Benjamin Steenhoek on Using Deep Learning to Improve Software Development

Graduate Student Spotlight: Benjamin Steenhoek

With a background in software development, it makes sense why Benjamin Steenhoek would be interested in helping software developers write better code. Through his professional experience before pursuing his graduate studies here at Iowa State, he saw software not as a set of instructions for computers to follow but rather a form of human-to-human communication. With software becoming more integral to the job market and economy, businesses are embracing technology in new and exciting ways, such as automation, data analysis, and artificial intelligence. But are the tools used to write the code the best they can be? 

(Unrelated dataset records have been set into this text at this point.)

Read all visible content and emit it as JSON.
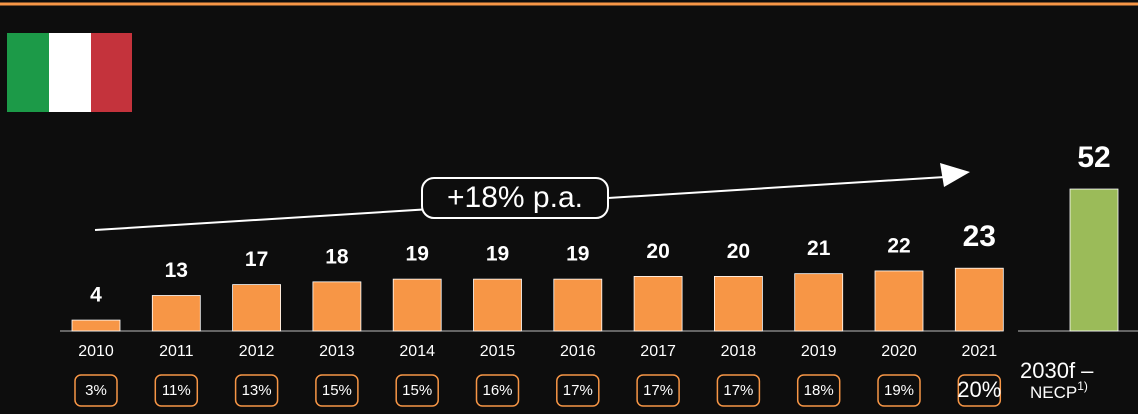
{
  "chart_data": {
    "type": "bar",
    "categories": [
      "2010",
      "2011",
      "2012",
      "2013",
      "2014",
      "2015",
      "2016",
      "2017",
      "2018",
      "2019",
      "2020",
      "2021"
    ],
    "values": [
      4,
      13,
      17,
      18,
      19,
      19,
      19,
      20,
      20,
      21,
      22,
      23
    ],
    "color": "#f79646",
    "ylim": [
      0,
      60
    ],
    "share_labels": [
      "3%",
      "11%",
      "13%",
      "15%",
      "15%",
      "16%",
      "17%",
      "17%",
      "17%",
      "18%",
      "19%",
      "20%"
    ],
    "annotation": "+18% p.a.",
    "forecast": {
      "category": "2030f –",
      "note": "NECP",
      "note_sup": "1)",
      "value": 52,
      "color": "#9bbb59"
    }
  }
}
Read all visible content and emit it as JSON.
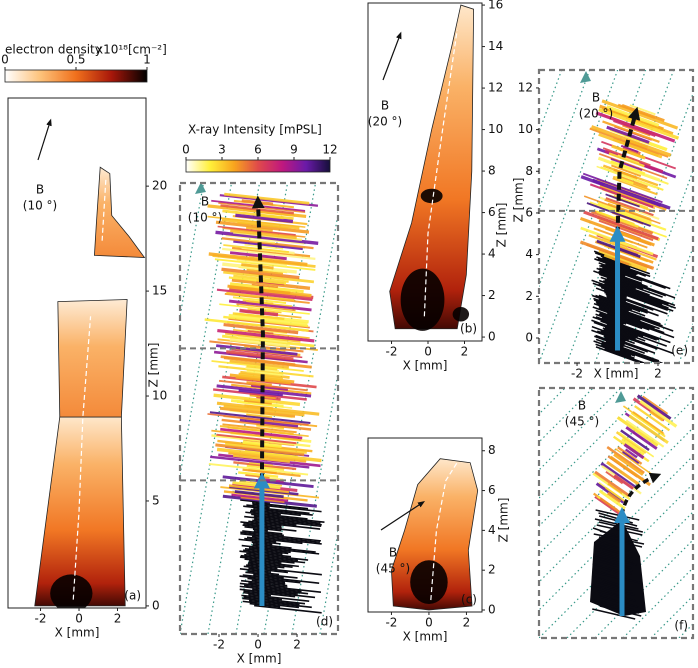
{
  "chart_data": [
    {
      "type": "colorbar",
      "label": "electron density",
      "unit_label": "x10¹⁸[cm⁻²]",
      "xlim": [
        0,
        1
      ],
      "xticks": [
        0,
        0.5,
        1
      ],
      "colors": [
        "#ffffff",
        "#fdc27a",
        "#f0701c",
        "#a8170a",
        "#000000"
      ]
    },
    {
      "type": "colorbar",
      "label": "X-ray Intensity [mPSL]",
      "xlim": [
        0,
        12
      ],
      "xticks": [
        0,
        3,
        6,
        9,
        12
      ],
      "colors": [
        "#ffffff",
        "#fff03a",
        "#f8a51e",
        "#e04a4a",
        "#c0187e",
        "#6a1aa8",
        "#150f3a"
      ]
    },
    {
      "type": "heatmap",
      "panel_label": "(a)",
      "annotation": [
        "B",
        "(10 °)"
      ],
      "xlabel": "X [mm]",
      "ylabel": "Z [mm]",
      "xlim": [
        -3.69,
        3.48
      ],
      "ylim": [
        -0.1,
        24.2
      ],
      "xticks": [
        -2,
        0,
        2
      ],
      "yticks": [
        0,
        5,
        10,
        15,
        20
      ]
    },
    {
      "type": "streaks",
      "panel_label": "(d)",
      "annotation": [
        "B",
        "(10 °)"
      ],
      "xlabel": "X [mm]",
      "xlim": [
        -4,
        4.1
      ],
      "ylim": [
        -1.34,
        20.2
      ],
      "xticks": [
        -2,
        0,
        2
      ]
    },
    {
      "type": "heatmap",
      "panel_label": "(b)",
      "annotation": [
        "B",
        "(20 °)"
      ],
      "xlabel": "X [mm]",
      "ylabel": "Z [mm]",
      "xlim": [
        -3.29,
        2.96
      ],
      "ylim": [
        -0.19,
        16.1
      ],
      "xticks": [
        -2,
        0,
        2
      ],
      "yticks": [
        0,
        2,
        4,
        6,
        8,
        10,
        12,
        14,
        16
      ]
    },
    {
      "type": "streaks",
      "panel_label": "(e)",
      "annotation": [
        "B",
        "(20 °)"
      ],
      "xlabel": "X [mm]",
      "ylabel": "Z [mm]",
      "xlim": [
        -3.88,
        3.73
      ],
      "ylim": [
        -1.2,
        12.86
      ],
      "xticks": [
        -2,
        2
      ],
      "yticks": [
        0,
        2,
        4,
        6,
        8,
        10,
        12
      ]
    },
    {
      "type": "heatmap",
      "panel_label": "(c)",
      "annotation": [
        "B",
        "(45 °)"
      ],
      "xlabel": "X [mm]",
      "ylabel": "Z [mm]",
      "xlim": [
        -3.25,
        2.83
      ],
      "ylim": [
        -0.1,
        8.64
      ],
      "xticks": [
        -2,
        0,
        2
      ],
      "yticks": [
        0,
        2,
        4,
        6,
        8
      ]
    },
    {
      "type": "streaks",
      "panel_label": "(f)",
      "annotation": [
        "B",
        "(45 °)"
      ]
    }
  ]
}
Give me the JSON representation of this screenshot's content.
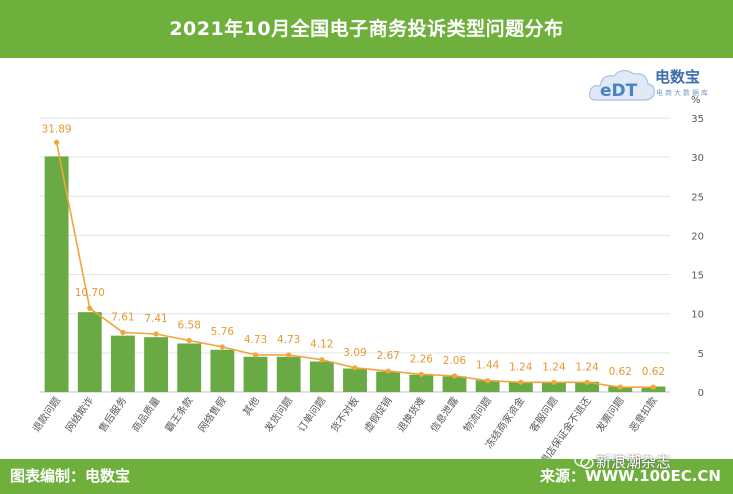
{
  "header": {
    "title": "2021年10月全国电子商务投诉类型问题分布"
  },
  "logo": {
    "name": "电数宝",
    "sub": "电商大数据库",
    "mark": "eDT"
  },
  "footer": {
    "credit": "图表编制：电数宝",
    "source": "来源：WWW.100EC.CN",
    "watermark": "新浪潮杂志"
  },
  "colors": {
    "bar": "#6aaa44",
    "line": "#f0a63b",
    "header": "#6fb03d"
  },
  "chart_data": {
    "type": "bar",
    "title": "2021年10月全国电子商务投诉类型问题分布",
    "unit": "%",
    "ylim": [
      0,
      35
    ],
    "yticks": [
      0,
      5,
      10,
      15,
      20,
      25,
      30,
      35
    ],
    "categories": [
      "退款问题",
      "网络欺诈",
      "售后服务",
      "商品质量",
      "霸王条款",
      "网络售假",
      "其他",
      "发货问题",
      "订单问题",
      "货不对板",
      "虚假促销",
      "退换货难",
      "信息泄露",
      "物流问题",
      "冻结商家资金",
      "客服问题",
      "退店保证金不退还",
      "发票问题",
      "恶意扣款"
    ],
    "values": [
      30.1,
      10.2,
      7.2,
      7.0,
      6.2,
      5.4,
      4.5,
      4.5,
      3.9,
      3.0,
      2.6,
      2.2,
      2.0,
      1.5,
      1.3,
      1.3,
      1.3,
      0.7,
      0.7
    ],
    "line_values": [
      31.89,
      10.7,
      7.61,
      7.41,
      6.58,
      5.76,
      4.73,
      4.73,
      4.12,
      3.09,
      2.67,
      2.26,
      2.06,
      1.44,
      1.24,
      1.24,
      1.24,
      0.62,
      0.62
    ],
    "data_labels": [
      "31.89",
      "10.70",
      "7.61",
      "7.41",
      "6.58",
      "5.76",
      "4.73",
      "4.73",
      "4.12",
      "3.09",
      "2.67",
      "2.26",
      "2.06",
      "1.44",
      "1.24",
      "1.24",
      "1.24",
      "0.62",
      "0.62"
    ],
    "grid": true,
    "y_axis_side": "right"
  }
}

Originally, Steenhoek focused his research on traditional program analysis. There, he encountered static and dynamic analysis limitations and soon became interested in applying deep learning methods to source code. While reproducing prior works in the field, Steenhoek asked more and more questions about model evaluations. Specifically, he often encountered new models that showed improved performance compared to baselines, but he found that the reasons for the improvement and the specific scenarios in which it occurred needed to be better understood. This lack of understanding, he found, was a serious limitation in the advancement of model robustness, debugging, and deployment for vulnerability detection. 

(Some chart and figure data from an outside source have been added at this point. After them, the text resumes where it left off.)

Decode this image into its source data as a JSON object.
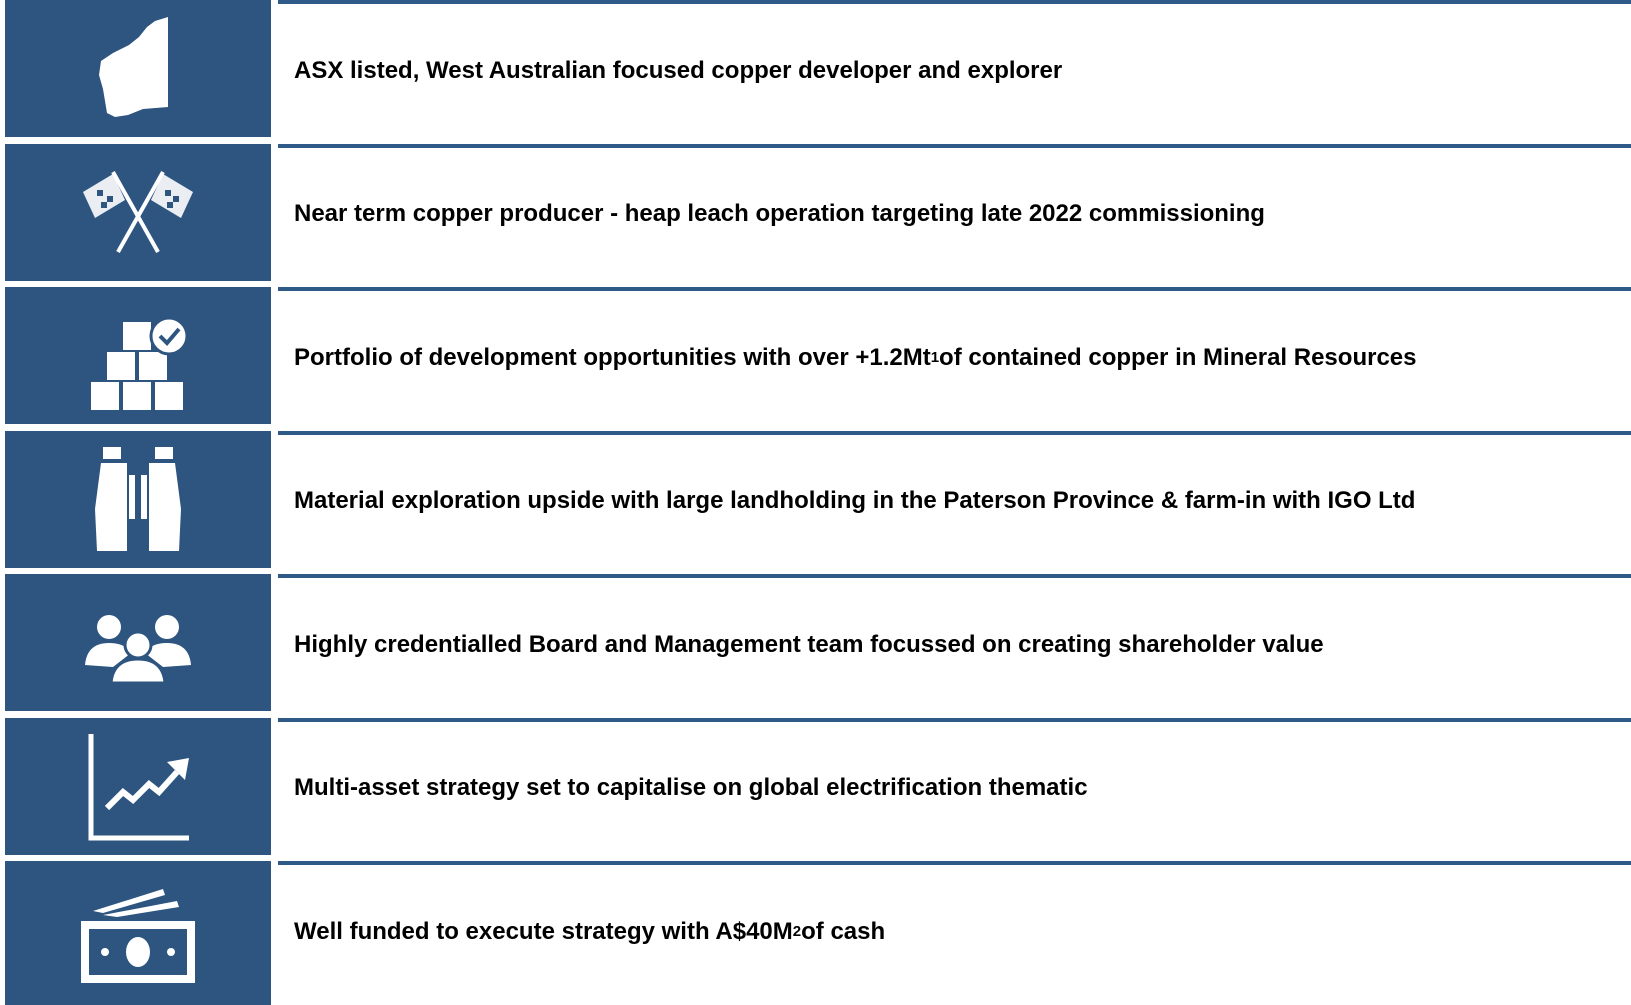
{
  "items": [
    {
      "text": "ASX listed, West Australian focused copper developer and explorer"
    },
    {
      "text": "Near term copper producer - heap leach operation targeting late 2022 commissioning"
    },
    {
      "text": "Portfolio of development opportunities with over +1.2Mt",
      "sup": "1",
      "text_after": " of contained copper in Mineral Resources"
    },
    {
      "text": "Material exploration upside with large landholding in the Paterson Province & farm-in with IGO Ltd"
    },
    {
      "text": "Highly credentialled Board and Management team focussed on creating shareholder value"
    },
    {
      "text": "Multi-asset strategy set to capitalise on global electrification thematic"
    },
    {
      "text": "Well funded to execute strategy with A$40M",
      "sup": "2",
      "text_after": " of cash"
    }
  ]
}
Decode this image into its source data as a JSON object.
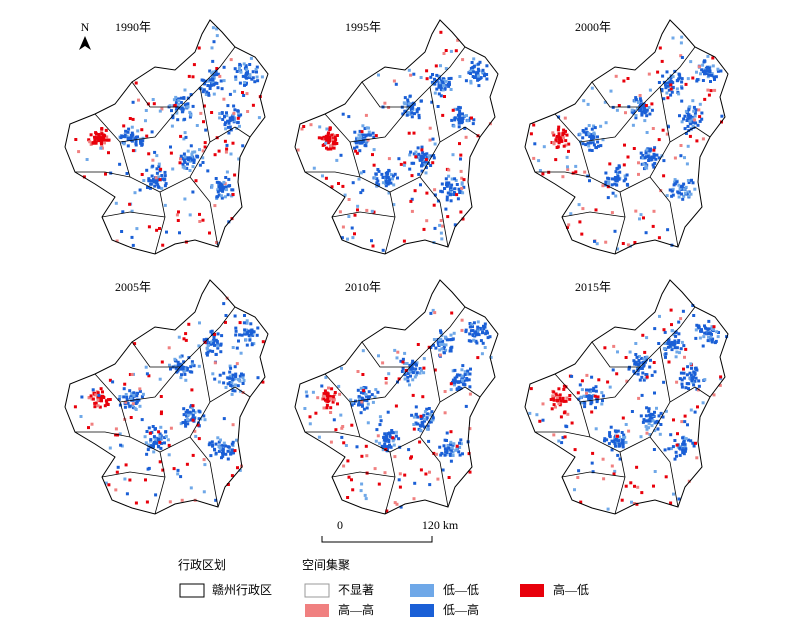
{
  "panels": [
    {
      "label": "1990年"
    },
    {
      "label": "1995年"
    },
    {
      "label": "2000年"
    },
    {
      "label": "2005年"
    },
    {
      "label": "2010年"
    },
    {
      "label": "2015年"
    }
  ],
  "north": "N",
  "scale_bar": {
    "labels": [
      "0",
      "120 km"
    ]
  },
  "legend": {
    "boundary": {
      "title": "行政区划",
      "items": [
        "赣州行政区"
      ]
    },
    "cluster": {
      "title": "空间集聚",
      "items": [
        "不显著",
        "高—高",
        "低—低",
        "低—高",
        "高—低"
      ]
    }
  }
}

As a first step in understanding this field, Steenhoek and his fellow Iowa State students, Md Mahbubur Rahman, and Richard Jiles, conducted an empirical study under the guidance of his advisor Dr. Wei Le, an Associate Professor of Computer Science at Iowa State University. In their research, published at the International Conference on Software Engineering 2023, the team studied recently published deep learning models to understand the relations of training data sizes and training data composition with model performance, which features the models used to make predictions and which types of programs were easy or difficult for the models. The team has already used the results of their study to motivate new model design decisions and hopes that the study’s findings will be useful in understanding model results, providing guidance on preparing training data, and improving the robustness of the models. 

Steenhoek hopes that his research can improve quality assurance, developer experience, and software security. Better tools mean better code. In the end, users can be less vulnerable to security threats, and we can all be better protected as we continue to use and innovate technology.